When General Motors in 1984 spent $2.5 billion to acquire Electronic Data Systems, which Perot had founded 22 years earlier, the transaction at first looked like a brilliant play by GM to introduce modern computing throughout its operations.
Just months later, Perot – who died today at the age of 89 – was clashing with GM management and chief executive Roger Smith as the newest member of the automaker’s board of directors. Now on the inside of GM, he discovered the company was too slow, bureaucratic and hidebound – and that Smith wasn’t keeping his promise to allow EDS executives introduce computing technology quickly or thoroughly enough into GM operations.
Disillusioned by GM’s slow pace of innovation and decision making, Perot famously quipped “at EDS when we see a snake we kill it. At GM they appoint a committee to study snakes.”
Eventually, Perot exited GM – but not before publicly denouncing Smith and excoriating the automaker’s business practices. The blowup foreshadowed GM’s deteriorating performance and accumulating debt, which culminated in the company’s 2009 bankruptcy. Perot had been prophetic: GM turned out to be a lumbering dinosaur that finally couldn’t get out of its own way.

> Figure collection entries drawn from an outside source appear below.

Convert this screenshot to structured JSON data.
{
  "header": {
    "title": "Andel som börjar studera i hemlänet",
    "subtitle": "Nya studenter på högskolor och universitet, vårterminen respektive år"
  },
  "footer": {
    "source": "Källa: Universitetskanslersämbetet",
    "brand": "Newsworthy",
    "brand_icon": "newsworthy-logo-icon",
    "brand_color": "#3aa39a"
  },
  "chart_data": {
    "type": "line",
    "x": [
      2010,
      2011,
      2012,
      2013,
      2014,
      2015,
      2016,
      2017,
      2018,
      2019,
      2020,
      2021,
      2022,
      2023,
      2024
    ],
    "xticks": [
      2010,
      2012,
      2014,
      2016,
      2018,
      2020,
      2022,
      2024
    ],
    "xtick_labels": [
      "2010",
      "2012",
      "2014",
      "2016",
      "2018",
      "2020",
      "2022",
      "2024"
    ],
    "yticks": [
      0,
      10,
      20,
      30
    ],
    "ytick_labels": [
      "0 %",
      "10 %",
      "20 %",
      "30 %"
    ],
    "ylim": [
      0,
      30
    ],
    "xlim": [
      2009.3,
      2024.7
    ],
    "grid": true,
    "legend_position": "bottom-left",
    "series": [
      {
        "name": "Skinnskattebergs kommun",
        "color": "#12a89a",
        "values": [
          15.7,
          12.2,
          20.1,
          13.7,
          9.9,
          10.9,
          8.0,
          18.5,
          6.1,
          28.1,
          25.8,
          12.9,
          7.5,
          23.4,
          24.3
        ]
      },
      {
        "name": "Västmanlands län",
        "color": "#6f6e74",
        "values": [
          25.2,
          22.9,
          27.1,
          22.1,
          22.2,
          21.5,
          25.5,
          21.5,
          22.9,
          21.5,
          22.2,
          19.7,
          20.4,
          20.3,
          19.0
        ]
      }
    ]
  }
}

Perot’s advancing age, a desire for privacy and declining health dissuaded me from asking his opinion about the government’s decision to reorganize and refinance GM rather than to allow a possible liquidation. My guess is that he would have approved, because he had great affection for GM, regarding it as an American institution, not another giant car company.
In fact, Perot originally had been ambivalent about selling out to GM – but he was convinced that he and EDS had the potential to energize and modernize its acquirer, which was feeling increasing heat from rising competition from Japan’s car industry and especially from Toyota Motor Corp.
Perot’s spirit, humor, business insights, warmth and generosity will be missed. After his family, he cared most about the people of EDS and a subsequent company he founded, Perot Systems. As a graduate of the U.S. Naval Academy, he had a soft spot for military veterans and hired many of them over the years.
The son of a cotton trader from Texarkana, he was an Eagle Scout who rose from humble origins to the highest levels of American business, wealth, politics and civic life. He was never ostentatious or showy, preferring when I knew him to drive a three-year-old Buick Electra. One evening at a Dallas restaurant, I gave the waiter my drink order and Perot declined, explaining that he had never sipped alcohol.
“Never? Why is that,” I asked.
“When I was young my father asked me not to,” he replied.
Years later I am still inspired by his sense of duty, his loyalty to his father’s memory and his devotion to the principles of scouting, the Naval Academy and business success.